Könnten diese die retrosternalen Schmerzen und das Engegefühl erklären? In der weiteren körperlichen Untersuchung erheben die Ärzte bei der Auskultation einen alarmierenden Befund: Auf der rechten Seite des Brustkorbes können sie keine Atemgeräusche feststellen und die Perkussion ergibt tympanitische Brustgeräusche. Zudem klagt der Patient plötzlich über akute Schmerzen in der Brust.
Da nun der Verdacht auf einen Pneumothorax im Raum steht, lassen die Ärzte umgehend Röntgenaufnahmen anfertigen. Darauf bestätigt sich diese Diagnose und es zeigt sich zudem ein kleiner Pleuraerguss rechts.
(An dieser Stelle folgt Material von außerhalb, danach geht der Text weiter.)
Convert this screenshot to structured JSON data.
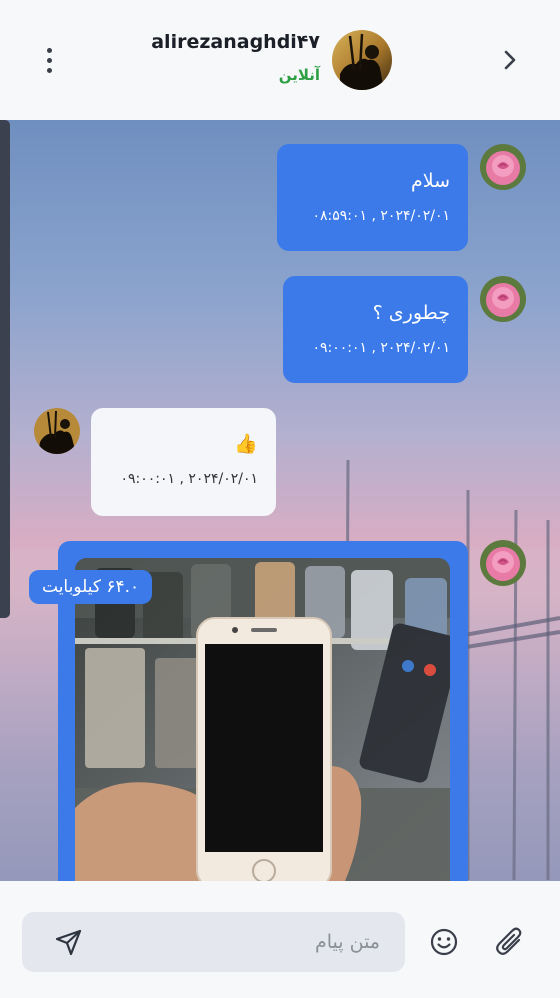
{
  "header": {
    "username": "alirezanaghdi۴۷",
    "status": "آنلاین"
  },
  "messages": [
    {
      "direction": "out",
      "text": "سلام",
      "time": "۲۰۲۴/۰۲/۰۱ , ۰۸:۵۹:۰۱"
    },
    {
      "direction": "out",
      "text": "چطوری ؟",
      "time": "۲۰۲۴/۰۲/۰۱ , ۰۹:۰۰:۰۱"
    },
    {
      "direction": "in",
      "text": "👍",
      "time": "۲۰۲۴/۰۲/۰۱ , ۰۹:۰۰:۰۱"
    },
    {
      "direction": "out",
      "type": "image",
      "file_size": "۶۴.۰ کیلوبایت"
    }
  ],
  "composer": {
    "placeholder": "متن پیام",
    "value": ""
  },
  "icons": {
    "back": "chevron-right-icon",
    "menu": "more-vertical-icon",
    "send": "send-icon",
    "emoji": "smile-icon",
    "attach": "paperclip-icon"
  },
  "colors": {
    "outgoing_bubble": "#3b7ae8",
    "incoming_bubble": "#f4f6f9",
    "online_status": "#2ea043"
  }
}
Sofort legen die Ärzte eine Thoraxdrainage, worunter sich die Schmerzen des Mannes schnell bessern, und auch das EKG normalisiert sich. Auf anschließend angefertigten CT-Aufnahmen zeigt sich zwar, eine beidseitig aufgeblähte Lunge, apikal ist rechtsseitig jedoch ein kleiner Pneumothorax verblieben. Die Ärzte besprechen die weiteren therapeutischen Möglichkeiten mit dem Patienten und entfernen anschließend die Thoraxdrainage. Bei einer Nachuntersuchung eine Woche später äußert der Patient dann den Wunsch nach einer Bullae-Resektion, um einem erneuten Pneumothorax vorzubeugen. Er unterzieht sich wenig später einer videoassistierten thorakoskopischen Operation (VATS) zur Resektion der apikalen Bullae und einer partiellen apikalen Pleurektomie. Der postoperative Verlauf ist ereignislos, sodass der junge Mann schon bald wieder entlassen werden kann. Das Rauchen hat er jedoch sowohl während der Behandlung als auch danach nicht aufgegeben.
Die Ärzte vermuten, dass es sich im vorliegenden Fall um einen Spontanpneumothorax als Folge des E-Zigaretten-Konsums handelt. Maßgeblich für die Entstehung waren bereits vorhandene emphysematöse Bullae, die auf CT-Aufnahmen des 34-Jährigen sichtbar waren und auch histologisch nachgewiesen werden konnten. Insgesamt sind bislang erst wenige Pneumothorax-Fälle im Zusammenhang mit Vaping in der Literatur beschrieben. Daher ist auch der genaue Kausalzusammenhang noch ungeklärt. Ein entscheidender Risikofaktor scheint aber - so die Autoren - die individuelle Inhalationstechnik zu sein.